VOL. XXIX NO. 1
Thanks to funding from the Public Welfare Foundation, Atlantic Philanthropies, Löben Sels/RembeRock Foundation, and the True-Brown Foundation, NCYL is expanding its Juvenile Justice Reform Project. This expansion includes increased involvement in Wyoming and Arkansas, where NCYL is currently working, and the launching of new juvenile justice reform work in other states, including California.
Joining NCYL’s juvenile justice team are attorney Patricia Soung and policy advocate Mikaela Rabinowitz. They will work with Senior Attorney Pat Arthur and staff attorney Fiza Quraishi, a former Equal Justice Works fellow at NCYL. Fiza is currently on maternity leave, returning to NCYL in October on a part-time basis.
Patricia Soung will join NCYL on June 1. She is currently an attorney with the Children and Family Justice Center, Northwestern University School of Law, where she challenges juvenile life without parole and other extreme sentencing practices, as well as wrongful convictions of youth, through community organizing, public education, coalition-building, and litigation. Patricia received her JD from Northwestern University School of Law and her BA from Stanford University, where she earned several distinctions for her commitment to public service and advocacy in anti-poverty projects. Before law school, Patricia worked to increase the capacity and support of youth social justice efforts nationally as Director of Education and Outreach for the Funders’ Collaborative on Youth Organizing in New York and as a Tom Ford Fellow at the Tides Foundation in San Francisco. She serves on the board of the Highlander Research and Education Center, and has served on numerous advisory bodies and boards for education reform and youth justice efforts.
Before joining NCYL, Mikaela Rabinowitz served on the Research Advisory Council of Illinois’s Disproportionate Justice Impact Study, where she studied racial disparities in the state’s criminal justice system and recommended legislative and policy remedies. She is currently completing her PhD in Sociology at Northwestern University, and working at NCYL part-time. Mikaela’s dissertation examines the impact of pretrial detention on defendants’ case outcomes and on their lives independent of the criminal justice system. Mikaela earned her BA, Magna Cum Laude and with Honors, from Columbia University, and her MA from the University of Chicago.
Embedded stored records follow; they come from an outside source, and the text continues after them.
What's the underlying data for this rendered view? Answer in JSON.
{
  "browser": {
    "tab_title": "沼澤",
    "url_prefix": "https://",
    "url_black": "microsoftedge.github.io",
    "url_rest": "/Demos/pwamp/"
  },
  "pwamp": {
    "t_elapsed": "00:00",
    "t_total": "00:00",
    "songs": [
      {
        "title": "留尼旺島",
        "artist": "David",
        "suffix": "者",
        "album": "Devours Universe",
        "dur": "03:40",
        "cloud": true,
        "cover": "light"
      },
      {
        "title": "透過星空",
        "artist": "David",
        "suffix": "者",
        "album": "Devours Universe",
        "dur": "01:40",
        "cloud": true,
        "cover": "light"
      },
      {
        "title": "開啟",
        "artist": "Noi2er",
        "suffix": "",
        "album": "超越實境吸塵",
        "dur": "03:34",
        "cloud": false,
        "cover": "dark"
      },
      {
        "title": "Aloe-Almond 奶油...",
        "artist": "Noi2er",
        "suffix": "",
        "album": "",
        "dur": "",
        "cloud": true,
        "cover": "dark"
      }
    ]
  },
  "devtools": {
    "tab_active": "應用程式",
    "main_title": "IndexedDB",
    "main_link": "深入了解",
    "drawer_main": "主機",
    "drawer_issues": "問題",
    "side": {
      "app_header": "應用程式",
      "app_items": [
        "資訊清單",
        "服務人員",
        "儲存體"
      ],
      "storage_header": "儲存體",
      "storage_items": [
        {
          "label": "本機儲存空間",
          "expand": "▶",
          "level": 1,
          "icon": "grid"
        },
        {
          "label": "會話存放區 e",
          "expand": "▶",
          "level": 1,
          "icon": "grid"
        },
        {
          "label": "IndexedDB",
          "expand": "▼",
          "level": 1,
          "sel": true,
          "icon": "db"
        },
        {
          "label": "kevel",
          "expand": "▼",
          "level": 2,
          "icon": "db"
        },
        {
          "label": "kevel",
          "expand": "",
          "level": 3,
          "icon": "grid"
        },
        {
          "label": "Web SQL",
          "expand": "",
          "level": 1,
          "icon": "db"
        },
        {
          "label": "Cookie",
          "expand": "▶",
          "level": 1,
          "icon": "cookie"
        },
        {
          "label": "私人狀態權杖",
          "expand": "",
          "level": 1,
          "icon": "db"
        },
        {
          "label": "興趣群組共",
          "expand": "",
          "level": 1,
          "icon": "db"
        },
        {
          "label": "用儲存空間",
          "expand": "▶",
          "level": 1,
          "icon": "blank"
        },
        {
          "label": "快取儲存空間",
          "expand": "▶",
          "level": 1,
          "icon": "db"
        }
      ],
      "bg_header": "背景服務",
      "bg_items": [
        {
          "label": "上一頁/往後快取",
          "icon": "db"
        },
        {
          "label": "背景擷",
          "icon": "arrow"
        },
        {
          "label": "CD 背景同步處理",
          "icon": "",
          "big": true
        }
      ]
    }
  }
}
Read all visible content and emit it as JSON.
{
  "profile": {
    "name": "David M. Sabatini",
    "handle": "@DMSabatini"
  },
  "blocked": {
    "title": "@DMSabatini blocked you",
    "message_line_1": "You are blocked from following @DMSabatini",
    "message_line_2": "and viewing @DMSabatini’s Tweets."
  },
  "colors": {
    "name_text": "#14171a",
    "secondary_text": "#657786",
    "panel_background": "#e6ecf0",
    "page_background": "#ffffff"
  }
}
NCYL assists carefully selected juvenile justice reform efforts that it believes have genuine potential for success. The Center’s priority is to reduce the number of youth subjected to harmful and unnecessary incarceration and expand effective community based supports. NCYL uses a variety of approaches in its juvenile justice reform work, including developing relationships with government officials and key stakeholders to ensure NCYL’s place at the table -- or behind the scenes -- to help shape sustainable reform. NCYL retains experts to assist with various aspects of reform efforts and to provide technical assistance as needed.